Both of HERV-K108 and HERV-K124 have two HERV-K internal regions (green). However, their sequence architecture is the result of different mechanisms. (A) HERV-K108. After the insertion of the HERV-K element, non-allelic homologous recombination between two different LTRs (yellow chevrons) of the HERV-K element occurred. This resulted in a locus containing two HERV-K internal regions and three LTRs. This locus retains the original TSDs (red chevrons) created upon its initial insertion. (B) HERV-K124. Compared to the HERV-K108, which has two intact internal regions and three intact LTRs, the second internal region of HERV-K124 has largely deleted and its internal and 3′ LTRs inverted and partially deleted. The mechanism(s) responsible for this element’s sequence architecture is not clearly resolved, but we depict here a potential mechanism capable of generating this element. Yellow boxes indicate standard LTRs, pink boxes indicate inverted partial LTRs, and green boxes indicate HERV-K internal regions.

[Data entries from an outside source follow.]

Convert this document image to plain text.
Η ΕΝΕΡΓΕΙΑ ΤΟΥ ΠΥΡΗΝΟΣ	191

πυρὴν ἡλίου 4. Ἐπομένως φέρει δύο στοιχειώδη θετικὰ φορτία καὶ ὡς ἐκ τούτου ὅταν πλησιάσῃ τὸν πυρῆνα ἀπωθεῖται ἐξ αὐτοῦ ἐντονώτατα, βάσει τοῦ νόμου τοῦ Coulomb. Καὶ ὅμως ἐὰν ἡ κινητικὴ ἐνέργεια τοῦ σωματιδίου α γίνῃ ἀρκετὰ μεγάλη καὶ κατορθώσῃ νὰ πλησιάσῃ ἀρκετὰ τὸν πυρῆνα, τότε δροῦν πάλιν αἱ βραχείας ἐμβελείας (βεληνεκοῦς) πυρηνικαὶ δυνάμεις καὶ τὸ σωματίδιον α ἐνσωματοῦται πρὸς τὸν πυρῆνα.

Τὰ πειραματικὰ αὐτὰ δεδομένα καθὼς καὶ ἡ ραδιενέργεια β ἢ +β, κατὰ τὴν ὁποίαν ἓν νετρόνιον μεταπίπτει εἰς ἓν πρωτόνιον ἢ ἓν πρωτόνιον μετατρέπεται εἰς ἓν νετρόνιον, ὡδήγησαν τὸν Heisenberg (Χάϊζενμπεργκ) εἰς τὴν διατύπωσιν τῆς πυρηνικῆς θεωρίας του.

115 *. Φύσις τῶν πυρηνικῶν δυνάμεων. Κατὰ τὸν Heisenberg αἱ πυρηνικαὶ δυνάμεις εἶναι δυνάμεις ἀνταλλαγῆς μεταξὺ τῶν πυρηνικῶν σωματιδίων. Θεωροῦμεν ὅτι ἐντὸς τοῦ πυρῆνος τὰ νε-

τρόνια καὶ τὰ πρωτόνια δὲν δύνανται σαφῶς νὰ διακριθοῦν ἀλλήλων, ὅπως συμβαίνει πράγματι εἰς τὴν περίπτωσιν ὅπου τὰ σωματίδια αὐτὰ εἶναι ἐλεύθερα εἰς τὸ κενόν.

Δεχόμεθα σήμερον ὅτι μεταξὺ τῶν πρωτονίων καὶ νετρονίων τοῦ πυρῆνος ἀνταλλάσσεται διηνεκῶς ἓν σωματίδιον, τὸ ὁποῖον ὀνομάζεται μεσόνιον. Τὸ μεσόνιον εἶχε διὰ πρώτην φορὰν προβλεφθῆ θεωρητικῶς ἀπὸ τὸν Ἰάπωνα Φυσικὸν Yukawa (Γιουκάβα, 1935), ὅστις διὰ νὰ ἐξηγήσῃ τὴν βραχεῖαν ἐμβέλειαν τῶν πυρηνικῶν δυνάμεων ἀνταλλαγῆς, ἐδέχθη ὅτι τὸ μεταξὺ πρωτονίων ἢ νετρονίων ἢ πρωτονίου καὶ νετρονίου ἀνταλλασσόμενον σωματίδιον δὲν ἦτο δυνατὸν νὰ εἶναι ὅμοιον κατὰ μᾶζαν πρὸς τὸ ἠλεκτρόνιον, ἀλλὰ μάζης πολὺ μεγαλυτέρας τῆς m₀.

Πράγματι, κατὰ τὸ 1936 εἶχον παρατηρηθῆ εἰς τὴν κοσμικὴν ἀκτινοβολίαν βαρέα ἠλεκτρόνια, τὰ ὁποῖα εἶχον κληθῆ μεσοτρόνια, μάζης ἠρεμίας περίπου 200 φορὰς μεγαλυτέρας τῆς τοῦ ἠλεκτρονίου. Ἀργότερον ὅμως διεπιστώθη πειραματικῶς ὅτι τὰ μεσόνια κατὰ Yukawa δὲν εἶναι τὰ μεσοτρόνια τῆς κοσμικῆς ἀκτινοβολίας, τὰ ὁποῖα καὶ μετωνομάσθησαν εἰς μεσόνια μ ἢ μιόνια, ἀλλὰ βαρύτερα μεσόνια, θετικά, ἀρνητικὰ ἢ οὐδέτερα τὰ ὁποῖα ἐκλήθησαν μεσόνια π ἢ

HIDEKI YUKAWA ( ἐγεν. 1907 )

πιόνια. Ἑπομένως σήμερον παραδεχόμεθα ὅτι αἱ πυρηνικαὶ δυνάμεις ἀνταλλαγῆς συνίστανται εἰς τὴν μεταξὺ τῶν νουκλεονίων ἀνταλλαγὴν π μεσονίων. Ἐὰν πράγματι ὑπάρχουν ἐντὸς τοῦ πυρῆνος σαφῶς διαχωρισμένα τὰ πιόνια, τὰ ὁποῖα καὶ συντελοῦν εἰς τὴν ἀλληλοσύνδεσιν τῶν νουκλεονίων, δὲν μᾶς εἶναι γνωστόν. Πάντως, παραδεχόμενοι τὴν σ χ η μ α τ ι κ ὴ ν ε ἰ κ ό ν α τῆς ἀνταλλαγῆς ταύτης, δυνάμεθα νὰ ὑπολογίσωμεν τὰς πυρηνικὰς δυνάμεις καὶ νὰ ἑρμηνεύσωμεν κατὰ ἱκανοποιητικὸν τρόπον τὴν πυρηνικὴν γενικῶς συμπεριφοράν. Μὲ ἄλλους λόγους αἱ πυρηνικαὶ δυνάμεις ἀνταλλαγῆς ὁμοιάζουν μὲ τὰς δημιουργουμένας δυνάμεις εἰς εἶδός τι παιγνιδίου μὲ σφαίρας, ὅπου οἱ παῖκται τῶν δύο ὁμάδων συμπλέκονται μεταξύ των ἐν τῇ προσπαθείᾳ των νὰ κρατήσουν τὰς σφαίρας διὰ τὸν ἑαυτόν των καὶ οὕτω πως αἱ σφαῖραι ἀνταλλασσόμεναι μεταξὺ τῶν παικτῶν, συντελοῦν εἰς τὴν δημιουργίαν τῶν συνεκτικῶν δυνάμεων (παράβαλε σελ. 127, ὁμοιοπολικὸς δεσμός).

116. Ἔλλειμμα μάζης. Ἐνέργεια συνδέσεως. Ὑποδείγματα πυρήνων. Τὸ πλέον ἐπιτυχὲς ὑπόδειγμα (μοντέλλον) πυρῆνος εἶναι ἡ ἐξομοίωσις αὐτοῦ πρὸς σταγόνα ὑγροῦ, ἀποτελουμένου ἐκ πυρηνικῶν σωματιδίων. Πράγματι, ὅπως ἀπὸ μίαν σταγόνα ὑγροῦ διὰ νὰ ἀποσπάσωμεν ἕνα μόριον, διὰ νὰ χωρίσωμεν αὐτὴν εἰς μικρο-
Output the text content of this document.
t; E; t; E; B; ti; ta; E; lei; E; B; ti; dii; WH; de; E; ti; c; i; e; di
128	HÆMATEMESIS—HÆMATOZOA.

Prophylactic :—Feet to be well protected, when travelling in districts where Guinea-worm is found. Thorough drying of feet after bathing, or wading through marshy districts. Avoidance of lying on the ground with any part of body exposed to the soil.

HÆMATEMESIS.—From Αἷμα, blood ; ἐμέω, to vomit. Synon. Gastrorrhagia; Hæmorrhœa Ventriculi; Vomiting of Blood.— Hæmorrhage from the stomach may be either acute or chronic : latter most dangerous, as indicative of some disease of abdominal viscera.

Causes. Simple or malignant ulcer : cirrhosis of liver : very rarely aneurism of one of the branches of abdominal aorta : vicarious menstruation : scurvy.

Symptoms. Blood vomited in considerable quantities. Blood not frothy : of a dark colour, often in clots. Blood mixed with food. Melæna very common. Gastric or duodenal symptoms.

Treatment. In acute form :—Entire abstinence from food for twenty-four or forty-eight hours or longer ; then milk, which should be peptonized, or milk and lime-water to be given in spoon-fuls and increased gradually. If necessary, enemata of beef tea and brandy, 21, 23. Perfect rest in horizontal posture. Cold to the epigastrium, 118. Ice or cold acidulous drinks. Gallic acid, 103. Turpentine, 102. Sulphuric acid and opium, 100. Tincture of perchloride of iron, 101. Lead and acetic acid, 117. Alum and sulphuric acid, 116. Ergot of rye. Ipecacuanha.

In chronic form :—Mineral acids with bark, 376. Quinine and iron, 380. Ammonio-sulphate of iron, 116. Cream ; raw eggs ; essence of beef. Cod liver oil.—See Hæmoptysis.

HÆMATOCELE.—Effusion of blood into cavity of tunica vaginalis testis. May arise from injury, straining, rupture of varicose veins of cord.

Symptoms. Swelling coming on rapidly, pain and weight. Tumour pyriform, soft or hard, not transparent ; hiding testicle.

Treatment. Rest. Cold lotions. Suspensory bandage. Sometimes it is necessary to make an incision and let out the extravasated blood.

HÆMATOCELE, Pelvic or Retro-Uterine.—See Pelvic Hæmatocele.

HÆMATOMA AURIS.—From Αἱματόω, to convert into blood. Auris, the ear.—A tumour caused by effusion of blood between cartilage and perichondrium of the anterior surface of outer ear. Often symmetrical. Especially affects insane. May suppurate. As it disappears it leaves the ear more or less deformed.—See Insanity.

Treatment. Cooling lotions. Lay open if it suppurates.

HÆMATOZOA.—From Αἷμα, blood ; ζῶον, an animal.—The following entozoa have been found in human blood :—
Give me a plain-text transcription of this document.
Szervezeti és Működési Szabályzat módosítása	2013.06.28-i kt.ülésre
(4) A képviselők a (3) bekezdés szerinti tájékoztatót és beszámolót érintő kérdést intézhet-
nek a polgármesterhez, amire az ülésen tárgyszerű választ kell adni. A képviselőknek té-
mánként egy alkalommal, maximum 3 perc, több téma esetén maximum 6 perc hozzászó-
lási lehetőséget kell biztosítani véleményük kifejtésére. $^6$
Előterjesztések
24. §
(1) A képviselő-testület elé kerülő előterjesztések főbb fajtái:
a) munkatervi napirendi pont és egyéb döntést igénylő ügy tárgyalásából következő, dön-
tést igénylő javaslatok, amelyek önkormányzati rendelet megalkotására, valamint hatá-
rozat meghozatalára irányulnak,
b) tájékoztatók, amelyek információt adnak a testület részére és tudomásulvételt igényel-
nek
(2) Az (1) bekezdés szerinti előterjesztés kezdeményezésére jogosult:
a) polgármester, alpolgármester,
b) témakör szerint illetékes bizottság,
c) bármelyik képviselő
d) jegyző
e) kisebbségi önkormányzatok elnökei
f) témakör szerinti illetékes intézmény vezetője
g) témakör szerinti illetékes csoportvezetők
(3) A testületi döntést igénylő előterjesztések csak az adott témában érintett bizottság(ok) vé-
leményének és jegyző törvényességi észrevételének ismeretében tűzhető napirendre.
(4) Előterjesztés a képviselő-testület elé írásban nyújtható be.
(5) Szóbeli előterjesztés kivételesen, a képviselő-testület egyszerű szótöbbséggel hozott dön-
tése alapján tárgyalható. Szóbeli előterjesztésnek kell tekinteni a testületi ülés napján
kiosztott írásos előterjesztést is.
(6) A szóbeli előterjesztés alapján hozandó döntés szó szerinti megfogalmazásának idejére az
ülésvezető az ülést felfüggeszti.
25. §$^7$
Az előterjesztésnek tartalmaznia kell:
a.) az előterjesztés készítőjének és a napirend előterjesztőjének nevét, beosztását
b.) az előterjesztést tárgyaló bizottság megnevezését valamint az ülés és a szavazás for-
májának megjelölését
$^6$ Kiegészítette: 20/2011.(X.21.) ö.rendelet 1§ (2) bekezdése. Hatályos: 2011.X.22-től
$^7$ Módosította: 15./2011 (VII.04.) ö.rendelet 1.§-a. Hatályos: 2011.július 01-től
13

Figure 2. The phylogenetic tree of human-specific HERV-K LTRs.

This is a maximum likelihood tree reconstructed using Kimura-2-parameter distance model. Most HERV-K elements contain an LTR at their 5′ and 3′ ends. In cases where the two LTR sequences are similar to one another, they are shown in the same colour. LTRs from the same element but having divergent sequences are not clustered in the same colour. Short LTRs causing ambiguity on this tree were excluded from this analysis. Bootstrap values for nodes (% of 1000 replicates) scoring higher than 50% are reported.

Figure 3. Variable polymorphic patterns of a HERV-K118 in human diploid genomes.

Human-specific HERV-K118 insertion locus was amplified by PCR using the genomic DNAs of human population and other primates as template. (A) A typical primate HERV-K element. The ∼7.5 kb structure of the HERV-K internal region is shown in green. Yellow chevrons are LTRs (∼1 kb) and red chevrons are target site duplications (TSDs). (B) Gel chromatographs show PCR products of targeted human-specific HERV-K loci on a panel containing human three non-human primates. High bands indicate the presence of an insertion, while low bands indicate its absence. Orange and purple arrows indicate primers designed in the conserved flanking regions of all species. Green arrows indicate internal primers designed within the human-specific HERV-K. As shown in the gel pictures, human-specific HERV-K insertion loci exhibit a variety polymorphic patterns in human diploid genomes.

Figure 4. Diagram of a human-specific full-length HERV-K element.

The ORFs of gag, pro, pol, and env are depicted as colored boxes. HERV-K members that contain versions of gag, pro, pol, and env are listed under each HERV genes (* and ^# indicate that the HERV-K locus contains stop codon or broken frame, respectively).

Figure 5. Non-classical insertion of human-specific HERV-K element in the human genome.

Four non-classical insertions of human-specific HERV-K were observed in the human genome. The human-specific locus, HERV-K125, is depicted here. (A) An alignment of the non-classical insertion of human-specific HERV-K125 element, and its pre-insertion site to the HERV-K consensus sequence. This alignment reveals a 37 bp deletion of the pre-insertion site in the human genome (gray region in the chimpanzee sequence). Red boxes indicate microhomology at either end of the non-classical insertion, which suggests the involvement of an NHEJ mechanism. (B) A schematic diagram that describes the non-classical insertion of an HERV-K element (green box) and the deleted-region of genomic sequence (broken gray box).